We also looked at different types of structures at sea and their association with our oil and gas scenarios. It was helpful to apply our scoring system to other types of infrastructure to get an idea of how other they score in comparison. Let’s take a look at China’s offshore wind turbines – a leading country in offshore wind power. Across all scenarios, wind turbines near Donghai Bridge had a score of one and were unanimously associated with nighttime lights. Wind turbines typically have lights for aviation safety purposes, thus this finding was not unexpected.
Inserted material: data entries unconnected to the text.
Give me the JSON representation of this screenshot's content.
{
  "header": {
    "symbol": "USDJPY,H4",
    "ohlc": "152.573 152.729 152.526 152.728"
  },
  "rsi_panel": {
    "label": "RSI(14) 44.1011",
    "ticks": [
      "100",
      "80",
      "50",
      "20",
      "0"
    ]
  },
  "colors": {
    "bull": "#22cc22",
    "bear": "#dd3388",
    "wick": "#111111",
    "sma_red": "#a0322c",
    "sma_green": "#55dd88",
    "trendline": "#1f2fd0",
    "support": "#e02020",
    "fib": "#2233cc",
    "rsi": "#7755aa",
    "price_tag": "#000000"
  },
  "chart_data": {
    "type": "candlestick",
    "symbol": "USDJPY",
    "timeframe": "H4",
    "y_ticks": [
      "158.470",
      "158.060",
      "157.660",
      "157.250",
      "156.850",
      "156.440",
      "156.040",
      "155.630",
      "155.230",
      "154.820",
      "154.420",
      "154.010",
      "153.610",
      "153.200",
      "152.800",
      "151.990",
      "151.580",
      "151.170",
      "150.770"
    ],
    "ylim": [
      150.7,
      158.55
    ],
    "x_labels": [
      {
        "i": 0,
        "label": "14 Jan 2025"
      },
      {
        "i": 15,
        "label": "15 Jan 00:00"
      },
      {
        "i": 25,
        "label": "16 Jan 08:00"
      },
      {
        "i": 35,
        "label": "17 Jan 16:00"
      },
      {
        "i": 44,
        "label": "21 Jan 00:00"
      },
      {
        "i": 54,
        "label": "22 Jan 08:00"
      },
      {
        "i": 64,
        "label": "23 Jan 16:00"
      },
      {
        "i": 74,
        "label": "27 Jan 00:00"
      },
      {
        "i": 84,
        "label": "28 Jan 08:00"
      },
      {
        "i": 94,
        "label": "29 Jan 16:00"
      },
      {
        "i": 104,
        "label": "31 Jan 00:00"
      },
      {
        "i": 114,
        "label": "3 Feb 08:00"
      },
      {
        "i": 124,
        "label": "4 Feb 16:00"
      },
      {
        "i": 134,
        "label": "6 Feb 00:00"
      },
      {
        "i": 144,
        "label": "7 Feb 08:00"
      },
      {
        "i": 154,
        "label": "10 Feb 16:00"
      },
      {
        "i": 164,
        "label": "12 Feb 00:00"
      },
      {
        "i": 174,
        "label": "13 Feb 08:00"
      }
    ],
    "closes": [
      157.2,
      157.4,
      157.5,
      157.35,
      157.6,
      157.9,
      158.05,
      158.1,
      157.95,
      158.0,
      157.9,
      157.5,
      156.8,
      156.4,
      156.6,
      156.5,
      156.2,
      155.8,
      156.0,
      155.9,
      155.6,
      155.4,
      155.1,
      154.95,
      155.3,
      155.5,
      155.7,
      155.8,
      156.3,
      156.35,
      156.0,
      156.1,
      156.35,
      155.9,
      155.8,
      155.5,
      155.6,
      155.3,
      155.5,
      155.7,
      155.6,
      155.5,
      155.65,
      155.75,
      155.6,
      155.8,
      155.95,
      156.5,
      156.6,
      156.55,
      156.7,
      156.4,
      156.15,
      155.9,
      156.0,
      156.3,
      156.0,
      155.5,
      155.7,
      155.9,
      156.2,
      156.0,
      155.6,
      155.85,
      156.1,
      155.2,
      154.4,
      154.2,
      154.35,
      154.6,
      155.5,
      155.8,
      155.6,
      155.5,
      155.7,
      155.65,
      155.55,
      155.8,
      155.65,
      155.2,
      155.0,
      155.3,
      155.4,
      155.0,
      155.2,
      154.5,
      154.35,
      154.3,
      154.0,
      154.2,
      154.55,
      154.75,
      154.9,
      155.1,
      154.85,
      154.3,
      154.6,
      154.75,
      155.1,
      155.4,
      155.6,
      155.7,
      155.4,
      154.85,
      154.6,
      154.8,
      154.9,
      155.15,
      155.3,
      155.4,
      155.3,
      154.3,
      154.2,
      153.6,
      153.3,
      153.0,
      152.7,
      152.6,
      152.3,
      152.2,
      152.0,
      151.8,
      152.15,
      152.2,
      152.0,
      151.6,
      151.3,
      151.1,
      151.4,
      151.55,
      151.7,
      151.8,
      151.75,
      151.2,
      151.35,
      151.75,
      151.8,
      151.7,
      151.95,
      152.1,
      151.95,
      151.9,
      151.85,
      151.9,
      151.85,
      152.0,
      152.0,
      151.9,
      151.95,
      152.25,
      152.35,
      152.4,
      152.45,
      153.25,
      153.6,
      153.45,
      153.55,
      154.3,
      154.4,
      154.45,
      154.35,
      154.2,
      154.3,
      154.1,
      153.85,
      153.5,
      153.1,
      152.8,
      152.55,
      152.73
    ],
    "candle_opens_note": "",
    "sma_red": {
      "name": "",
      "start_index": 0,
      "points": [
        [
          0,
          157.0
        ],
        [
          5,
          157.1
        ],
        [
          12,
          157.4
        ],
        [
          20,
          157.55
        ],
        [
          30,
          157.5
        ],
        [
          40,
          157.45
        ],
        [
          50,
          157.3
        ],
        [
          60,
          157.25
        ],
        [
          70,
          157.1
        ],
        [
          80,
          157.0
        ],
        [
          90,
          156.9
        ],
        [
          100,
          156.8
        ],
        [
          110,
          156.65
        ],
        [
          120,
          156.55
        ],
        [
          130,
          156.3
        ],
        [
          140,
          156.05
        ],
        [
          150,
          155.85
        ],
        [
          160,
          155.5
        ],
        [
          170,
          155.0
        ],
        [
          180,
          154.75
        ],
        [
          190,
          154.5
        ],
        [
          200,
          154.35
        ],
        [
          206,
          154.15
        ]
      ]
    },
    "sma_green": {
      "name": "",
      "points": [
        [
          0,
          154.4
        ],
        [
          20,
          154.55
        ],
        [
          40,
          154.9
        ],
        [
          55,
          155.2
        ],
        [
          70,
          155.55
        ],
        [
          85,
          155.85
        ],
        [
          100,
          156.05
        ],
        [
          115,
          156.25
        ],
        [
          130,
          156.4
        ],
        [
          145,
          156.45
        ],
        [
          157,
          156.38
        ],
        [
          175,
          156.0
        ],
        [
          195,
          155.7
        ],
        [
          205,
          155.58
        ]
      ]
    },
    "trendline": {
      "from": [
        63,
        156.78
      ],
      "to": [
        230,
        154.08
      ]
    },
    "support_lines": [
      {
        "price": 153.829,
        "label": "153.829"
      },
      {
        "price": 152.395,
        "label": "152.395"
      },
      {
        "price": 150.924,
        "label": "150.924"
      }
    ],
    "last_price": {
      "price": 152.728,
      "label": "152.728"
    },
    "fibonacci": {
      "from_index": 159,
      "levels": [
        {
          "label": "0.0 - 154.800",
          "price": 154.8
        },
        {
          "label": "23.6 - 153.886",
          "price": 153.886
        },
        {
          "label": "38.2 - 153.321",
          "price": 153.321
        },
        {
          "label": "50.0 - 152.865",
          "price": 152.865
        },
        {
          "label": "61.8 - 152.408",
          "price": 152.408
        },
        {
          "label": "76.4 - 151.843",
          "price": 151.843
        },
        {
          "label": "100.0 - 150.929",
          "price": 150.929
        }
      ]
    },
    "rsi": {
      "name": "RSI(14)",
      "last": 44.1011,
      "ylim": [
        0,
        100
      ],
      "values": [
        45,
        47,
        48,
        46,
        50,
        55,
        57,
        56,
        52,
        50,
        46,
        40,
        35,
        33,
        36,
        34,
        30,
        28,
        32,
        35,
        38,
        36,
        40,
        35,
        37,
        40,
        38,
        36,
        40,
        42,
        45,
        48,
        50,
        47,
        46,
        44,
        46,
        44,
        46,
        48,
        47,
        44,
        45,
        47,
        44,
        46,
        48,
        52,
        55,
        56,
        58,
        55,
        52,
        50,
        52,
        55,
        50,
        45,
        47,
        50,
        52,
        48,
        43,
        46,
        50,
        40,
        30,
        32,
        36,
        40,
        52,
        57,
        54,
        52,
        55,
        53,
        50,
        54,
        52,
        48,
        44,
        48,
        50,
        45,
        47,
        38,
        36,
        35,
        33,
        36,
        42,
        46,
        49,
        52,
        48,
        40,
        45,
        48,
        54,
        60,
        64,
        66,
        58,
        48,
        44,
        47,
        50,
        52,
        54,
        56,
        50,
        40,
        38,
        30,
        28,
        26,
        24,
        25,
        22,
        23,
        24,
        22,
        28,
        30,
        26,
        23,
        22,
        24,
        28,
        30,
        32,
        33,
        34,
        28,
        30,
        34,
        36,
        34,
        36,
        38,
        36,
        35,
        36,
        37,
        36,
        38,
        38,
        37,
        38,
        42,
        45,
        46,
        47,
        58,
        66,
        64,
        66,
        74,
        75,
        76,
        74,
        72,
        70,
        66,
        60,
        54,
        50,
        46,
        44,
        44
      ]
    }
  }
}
In comparison, let’s take a look at wind turbines off the coast of the United Kingdom – another leading country in offshore wind power. In contrast to the wind turbines in China, most of the wind turbines off this region of the UK also had a score of one but did not have nighttime lights. Instead, they were mainly associated with known oil fields. Of course, no analysis is perfect, hence in some cases we had some outliers match both oil fields and nighttime lights, earning a score of two.
When you look at these two countries, it’s clear that there is no cookie-cutter score for wind turbines. Different countries might have different policies on offshore wind turbines which could potentially contribute to the differences seen between these two countries. For example, the lack of nighttime lights detection in the United Kingdom could be due to their light pollution reduction policies. Thus, the best way to distinguish wind turbines and oil infrastructure in this case would be having a score of one or two and including a new criterion that considers known regions of offshore wind turbines — information we did not have for this analysis.
So, “who did it?” While this analysis can’t completely answer that question when a pollution event occurs, it does well in highlighting areas of known high oil activity and a structure’s likelihood of being associated with oil and gas production. With environmental injustice and degradation occurring around the world, it has become increasingly important to record the current and potential risks that human activities, such as oil pollution from offshore structures, have on aquatic ecosystems and local communities.
Through our analysis, we were able to identify coastal areas at relatively high risk of oil pollution by developing a data-driven approach to discriminating oil/gas from non-oil/gas offshore infrastructure. This analysis is a step towards quantifying what and where human impacts are in the ocean. As we continue to fine-tune, incorporate additional datasets, and refine our classification techniques, I hope that we will be able to improve the scoring system’s accuracy and expand this work to non-oil offshore infrastructure classifications in the future. This information will be an important addition to Cerulean, helping our model discriminate between oil slicks from vessels and oil slicks from offshore platforms or other sources.
And as we add information about the companies that own those offshore platforms, we will increasingly be able to answer the question: Who did it?